Pointers

John Perry Barlow writes movingly about his friend’s suicide, and responds to some incredibly spiteful comments. Blogging at its best. #

Shelley Powers on Bush’s state of the nation speech. #

For those who care about such things: information about the DNS Root Servers. #

This is just too freaky. If I wasn’t at work right now (just doing some lunchtime surfing, okay) then I’d play with this some more. (Via Bruce Sterling)

Pointers: Cluetrain

The full text of The Cluetrain Manifesto. Quote: “ Imagine a world where everyone was constantly learning, a world where what you wondered was more interesting than what you knew, and curiosity counted for more than certain knowledge. Imagine a world where what you gave away was more valuable than what you held back, where joy was not a dirty word, where play was not forbidden after your eleventh birthday. Imagine a world in which the business of business was to imagine worlds people might actually want to live in someday. Imagine a world created by the people, for the people not perishing from the earth forever.” #

Angry Coder: Going Independent part 1 and part 2. (Via Mike Gunderloy)

Minus 100 points

Microsoft’s Eric Gunnerson, who AFAIK “owns” C#, describes how features are added to the language (or not): “So, we decided on the additive approach instead, and worked hard to keep the complexity down. One way to do that is through the concept of ?minus 100 points?. Every feature starts out in the hole by 100 points, which means that it has to have a significant net positive effect on the overall package for it to make it into the language.”

This is an unusual and refreshing approach in these days of bloatware; where huge numbers of features are forced into an app (think: Word) so that marketing can produce a longer tick-list than the competition. Its kind of hard to imagine the Work team (to pick on them again) saying “Hey – the built-in spreadsheet feature is really neat but it just doesn’t have a net positive effect. Lets leave it out.” marketing would /terminate/ them.

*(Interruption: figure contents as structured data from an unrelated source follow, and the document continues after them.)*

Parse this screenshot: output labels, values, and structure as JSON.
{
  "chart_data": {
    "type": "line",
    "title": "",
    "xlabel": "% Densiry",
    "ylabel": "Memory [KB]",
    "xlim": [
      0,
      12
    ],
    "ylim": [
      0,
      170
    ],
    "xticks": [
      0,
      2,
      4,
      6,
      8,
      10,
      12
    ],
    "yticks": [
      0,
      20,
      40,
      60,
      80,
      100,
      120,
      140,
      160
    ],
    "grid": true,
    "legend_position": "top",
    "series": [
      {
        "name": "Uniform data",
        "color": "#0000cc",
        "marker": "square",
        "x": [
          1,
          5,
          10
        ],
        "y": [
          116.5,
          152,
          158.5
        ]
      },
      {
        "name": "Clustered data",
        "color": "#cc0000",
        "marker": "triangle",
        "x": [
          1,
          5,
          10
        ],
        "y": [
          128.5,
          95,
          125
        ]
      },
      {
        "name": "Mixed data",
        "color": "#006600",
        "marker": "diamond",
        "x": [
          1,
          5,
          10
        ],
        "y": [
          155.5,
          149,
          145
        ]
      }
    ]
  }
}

It seems to me that the C# can get away with this because, uniquely in shrink-wrapped software, the programming language component just isn’t marketed on the basis of its features anymore. Layered stuff like RAD designers, IDEs, and components, are – and they have the feature lists to prove it, but languages themselves havn’t been since the Turbo Pascal era. Funny, that.&nbsp

Doom and Gloom

NY Times: Powell Admits No Hard Proof in Linking Iraq to Al Qaeda. “Secretary of State Colin L. Powell conceded Thursday that despite his assertions to the United Nations last year, he had no “smoking gun” proof of a link between the government of Iraqi President Saddam Hussein and terrorists of Al Qaeda.” #

BBC: Richer, stouter, and no happier. “The Worldwatch Institute says more than 25% of the world’s people now enjoy the style which used to belong to the rich. But it says rising obesity and debt, and increasing pressures on time, are reducing many people’s quality of life.” #

Guardian: An unnatural disaster. “Climate change over the next 50 years is expected to drive a quarter of land animals and plants into extinction, according to the first comprehensive study into the effect of higher temperatures on the natural world. The sheer scale of the disaster facing the planet shocked those involved in the research. They estimate that more than 1 million species will be lost by 2050.”